When I looked online, I found hay balers have been around since the late 1800’s. This was the same time the agricultural industry was evolving through the introduction of new machines. Before the introduction of the baler hay was stored loose in the field or the upper story of a farmer’s barn. Both took up valuable space and the balers were a welcome invention. Hay was taken from the field and put into the machines bale chamber by hand. The baler was horse-driven to compress the hay until it reached the right size, then twine or wire was wrapped around the bale and tied. Steam engines took over from the horse and then the internal combustion tractor replaced the steam engine. In the 1930’s, balers were attached to tractors, allowing them to pick the hay up from the ground. Thirty years later, hydraulics allowed the introduction of the large round baler.
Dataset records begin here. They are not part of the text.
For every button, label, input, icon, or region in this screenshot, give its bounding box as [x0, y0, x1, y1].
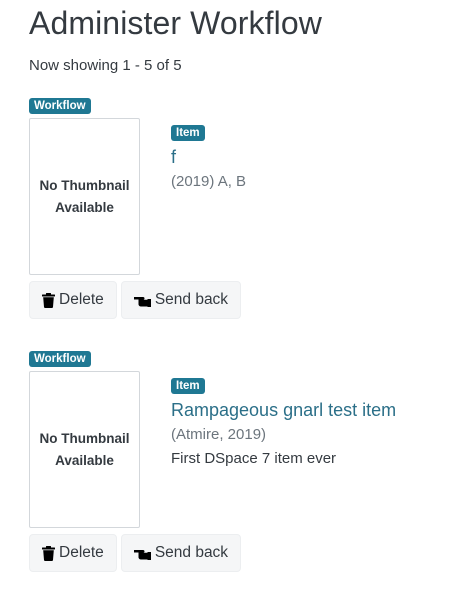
- item-date-authors: (2019) A, B: [171, 173, 247, 190]
- item-metadata: Item f (2019) A, B: [171, 123, 461, 193]
- delete-button-label: Delete: [59, 291, 104, 308]
- workflow-badge: Workflow: [29, 98, 91, 114]
- thumbnail-placeholder: No Thumbnail Available: [29, 118, 140, 275]
- delete-button[interactable]: Delete: [29, 281, 117, 319]
- item-date-authors: (Atmire, 2019): [171, 426, 267, 443]
- item-abstract: First DSpace 7 item ever: [171, 450, 337, 467]
- trash-icon: [42, 545, 55, 561]
- item-title-link[interactable]: f: [171, 145, 461, 169]
- send-back-button-label: Send back: [154, 291, 229, 308]
- send-back-button[interactable]: Send back: [120, 534, 242, 572]
- thumbnail-text-line2: Available: [55, 452, 114, 468]
- item-actions: Delete Send back: [29, 281, 242, 319]
- send-back-button-label: Send back: [154, 544, 229, 561]
- result-item: Workflow No Thumbnail Available Item f (…: [29, 98, 471, 328]
- item-type-badge: Item: [171, 125, 205, 141]
- hand-point-left-icon: [133, 294, 151, 307]
- thumbnail-text-line1: No Thumbnail: [39, 430, 130, 446]
- item-actions: Delete Send back: [29, 534, 242, 572]
- results-count: Now showing 1 - 5 of 5: [29, 57, 182, 74]
- result-item: Workflow No Thumbnail Available Item Ram…: [29, 351, 471, 581]
- item-type-badge: Item: [171, 378, 205, 394]
- thumbnail-placeholder: No Thumbnail Available: [29, 371, 140, 528]
- item-metadata: Item Rampageous gnarl test item (Atmire,…: [171, 376, 461, 470]
- item-title-link[interactable]: Rampageous gnarl test item: [171, 398, 461, 422]
- page-title: Administer Workflow: [29, 5, 322, 41]
- delete-button[interactable]: Delete: [29, 534, 117, 572]
- thumbnail-text-line2: Available: [55, 199, 114, 215]
- delete-button-label: Delete: [59, 544, 104, 561]
- hand-point-left-icon: [133, 547, 151, 560]
- trash-icon: [42, 292, 55, 308]
- thumbnail-text-line1: No Thumbnail: [39, 177, 130, 193]
- send-back-button[interactable]: Send back: [120, 281, 242, 319]
- workflow-badge: Workflow: [29, 351, 91, 367]
- page: Administer Workflow Now showing 1 - 5 of…: [0, 0, 471, 592]
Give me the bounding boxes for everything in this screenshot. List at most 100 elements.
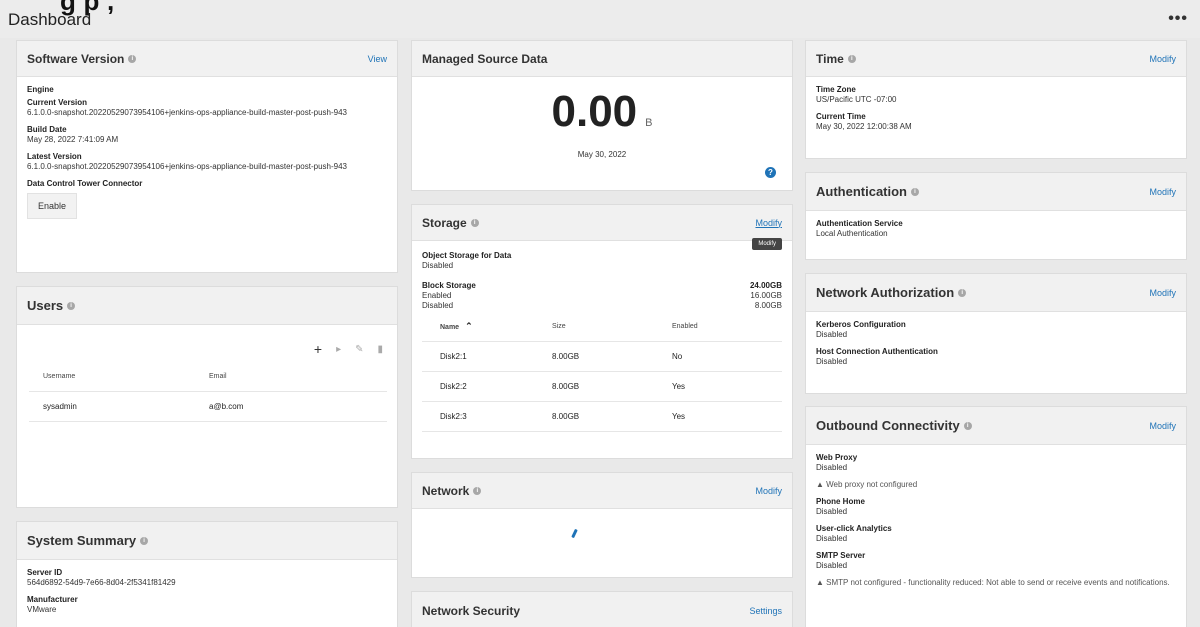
loading-spinner-icon: [571, 528, 578, 539]
users-table: Username Email sysadmin a@b.com: [29, 363, 387, 422]
info-icon[interactable]: i: [128, 54, 137, 63]
managed-source-data-card: Managed Source Data 0.00 B May 30, 2022 ?: [411, 40, 793, 191]
disk-name-cell: Disk2:1: [422, 341, 552, 372]
info-icon[interactable]: i: [473, 486, 482, 495]
info-icon[interactable]: i: [847, 54, 856, 63]
disk-size-cell: 8.00GB: [552, 341, 672, 372]
column-header-username[interactable]: Username: [29, 363, 209, 392]
card-title: Network Authorization: [816, 285, 955, 300]
column-header-name[interactable]: Name ⌃: [422, 313, 552, 342]
server-id-value: 564d6892-54d9-7e66-8d04-2f5341f81429: [27, 578, 176, 587]
storage-modify-link[interactable]: Modify: [755, 218, 782, 228]
network-security-settings-link[interactable]: Settings: [749, 606, 782, 616]
block-storage-label: Block Storage: [422, 281, 476, 290]
add-user-icon[interactable]: +: [314, 341, 322, 357]
sort-asc-icon[interactable]: ⌃: [465, 321, 473, 331]
disabled-value: 8.00GB: [754, 301, 782, 310]
managed-data-date: May 30, 2022: [577, 150, 627, 159]
card-title: Outbound Connectivity: [816, 418, 960, 433]
column-header-email[interactable]: Email: [209, 363, 387, 392]
warning-icon: ▲: [816, 578, 827, 587]
enabled-label: Enabled: [422, 291, 452, 300]
info-icon[interactable]: i: [963, 421, 972, 430]
current-version-label: Current Version: [27, 98, 88, 107]
card-title: System Summary: [27, 533, 137, 548]
disk-name-cell: Disk2:3: [422, 401, 552, 432]
enabled-value: 16.00GB: [750, 291, 782, 300]
block-storage-total: 24.00GB: [749, 281, 782, 290]
delete-icon[interactable]: ▮: [377, 344, 383, 355]
enable-button[interactable]: Enable: [27, 193, 78, 219]
card-title: Network Security: [422, 603, 521, 618]
disk-enabled-cell: No: [672, 341, 782, 372]
table-row[interactable]: Disk2:1 8.00GB No: [422, 341, 782, 372]
smtp-server-label: SMTP Server: [816, 551, 866, 560]
auth-modify-link[interactable]: Modify: [1149, 187, 1176, 197]
table-row[interactable]: Disk2:2 8.00GB Yes: [422, 371, 782, 402]
time-card: Time i Modify Time Zone US/Pacific UTC -0…: [805, 40, 1187, 159]
column-header-size[interactable]: Size: [552, 313, 672, 342]
card-title: Storage: [422, 215, 467, 230]
disk-enabled-cell: Yes: [672, 371, 782, 402]
web-proxy-value: Disabled: [816, 463, 848, 472]
username-cell: sysadmin: [29, 391, 209, 422]
help-icon[interactable]: ?: [765, 167, 776, 178]
phone-home-label: Phone Home: [816, 497, 865, 506]
table-row[interactable]: Disk2:3 8.00GB Yes: [422, 401, 782, 432]
current-time-value: May 30, 2022 12:00:38 AM: [816, 122, 912, 131]
play-icon[interactable]: ▸: [336, 344, 341, 355]
system-summary-card: System Summary i Server ID 564d6892-54d9-…: [16, 521, 398, 627]
more-options-icon[interactable]: •••: [1168, 11, 1188, 27]
web-proxy-label: Web Proxy: [816, 453, 858, 462]
card-title: Managed Source Data: [422, 51, 548, 66]
smtp-server-value: Disabled: [816, 561, 848, 570]
kerberos-label: Kerberos Configuration: [816, 320, 906, 329]
current-version-value: 6.1.0.0-snapshot.20220529073954106+jenki…: [27, 108, 347, 117]
info-icon[interactable]: i: [140, 536, 149, 545]
managed-data-value: 0.00: [551, 87, 638, 136]
column-header-enabled[interactable]: Enabled: [672, 313, 782, 342]
disks-table: Name ⌃ Size Enabled Disk2:1 8.00GB No Dis…: [422, 313, 782, 432]
card-title: Users: [27, 298, 64, 313]
manufacturer-label: Manufacturer: [27, 595, 78, 604]
kerberos-value: Disabled: [816, 330, 848, 339]
build-date-label: Build Date: [27, 125, 67, 134]
object-storage-value: Disabled: [422, 261, 454, 270]
disk-name-cell: Disk2:2: [422, 371, 552, 402]
disk-size-cell: 8.00GB: [552, 371, 672, 402]
auth-service-value: Local Authentication: [816, 229, 888, 238]
info-icon[interactable]: i: [958, 288, 967, 297]
dct-connector-label: Data Control Tower Connector: [27, 179, 143, 188]
network-modify-link[interactable]: Modify: [755, 486, 782, 496]
info-icon[interactable]: i: [67, 301, 76, 310]
info-icon[interactable]: i: [911, 187, 919, 196]
host-auth-value: Disabled: [816, 357, 848, 366]
card-title: Software Version: [27, 51, 125, 66]
build-date-value: May 28, 2022 7:41:09 AM: [27, 135, 119, 144]
latest-version-value: 6.1.0.0-snapshot.20220529073954106+jenki…: [27, 162, 347, 171]
card-title: Authentication: [816, 184, 907, 199]
disabled-label: Disabled: [422, 301, 454, 310]
network-card: Network i Modify: [411, 472, 793, 578]
card-title: Network: [422, 483, 470, 498]
smtp-warning: SMTP not configured - functionality redu…: [826, 578, 1170, 587]
info-icon[interactable]: i: [470, 218, 479, 227]
table-row[interactable]: sysadmin a@b.com: [29, 391, 387, 422]
edit-icon[interactable]: ✎: [355, 344, 363, 355]
netauth-modify-link[interactable]: Modify: [1149, 288, 1176, 298]
top-bar: g p , Dashboard •••: [0, 0, 1200, 38]
outbound-modify-link[interactable]: Modify: [1149, 421, 1176, 431]
email-cell: a@b.com: [209, 391, 387, 422]
auth-service-label: Authentication Service: [816, 219, 903, 228]
time-zone-label: Time Zone: [816, 85, 856, 94]
user-click-analytics-label: User-click Analytics: [816, 524, 892, 533]
authentication-card: Authentication i Modify Authentication Se…: [805, 172, 1187, 260]
card-title: Time: [816, 51, 844, 66]
time-modify-link[interactable]: Modify: [1149, 54, 1176, 64]
phone-home-value: Disabled: [816, 507, 848, 516]
users-card: Users i + ▸ ✎ ▮ Username Email sysadmin a…: [16, 286, 398, 508]
user-click-analytics-value: Disabled: [816, 534, 848, 543]
modify-tooltip: Modify: [752, 238, 782, 250]
network-authorization-card: Network Authorization i Modify Kerberos C…: [805, 273, 1187, 394]
view-link[interactable]: View: [368, 54, 387, 64]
The most popular baler on the market today is the round hay baler which produced the two bales that made up the snowwoman.
Today the small rectangular bales that once prevailed are primarily used on small acreages where large equipment is impractical. These bales are about 15 x 18 x 40 inches (38 x 46 x 102 cm) and are wrapped with two strands of knotted twine. The bales are light enough for one person to handle, or about 60 pounds (27 kg) but with more pressure can be up to 100 pounds (45.5 kg). The round baling machine produces bales that are approximately 1.5 meters (4.9 feet) in diameter, 2 meters (6.6 feet) long, and weighed about 270 kilograms (600 pounds) after they are dried. The other form of today’s bales are the large square baler developed in 1978. This produces bales that can be easily transported and stacked. Depending upon the baler, these bales can weigh from 1,000 to 2,200 pounds (450 to 1,000 kg) for a 3 x 3 x 9 foot bale (0.91 x 0.91 x 2.74 meter), or 3 x 4 x 9 foot (0.91 x 1.22 x 2.74 meter) bale. These bales are wrapped with 4-6 strings to maintain the bale’s shape. Both are too big for one person to move.
Thoughts: One of my memories in high school was bucking bales on my grandfather’s farm. While most of his energy went toward growing wheat, he also ran cattle on pastures where wheat would not grow. The hay was pressed into small bales and then two of his sons would supervise the grandsons as we moved the bales from the field to the trailer, and then to the loft of the barns for storage. I recall the comradery we enjoyed sweating in the heat as we worked, joked, and told stories about life. That is harder to find as one person on a tractor now moves the round or large bales around the farm. As our world become increasingly mechanized and digitized, we can still find ways to create community. All it takes is a willingness to create comradery by sharing a part of yourself. Do the work. Follow the science. Change is coming and it starts with you.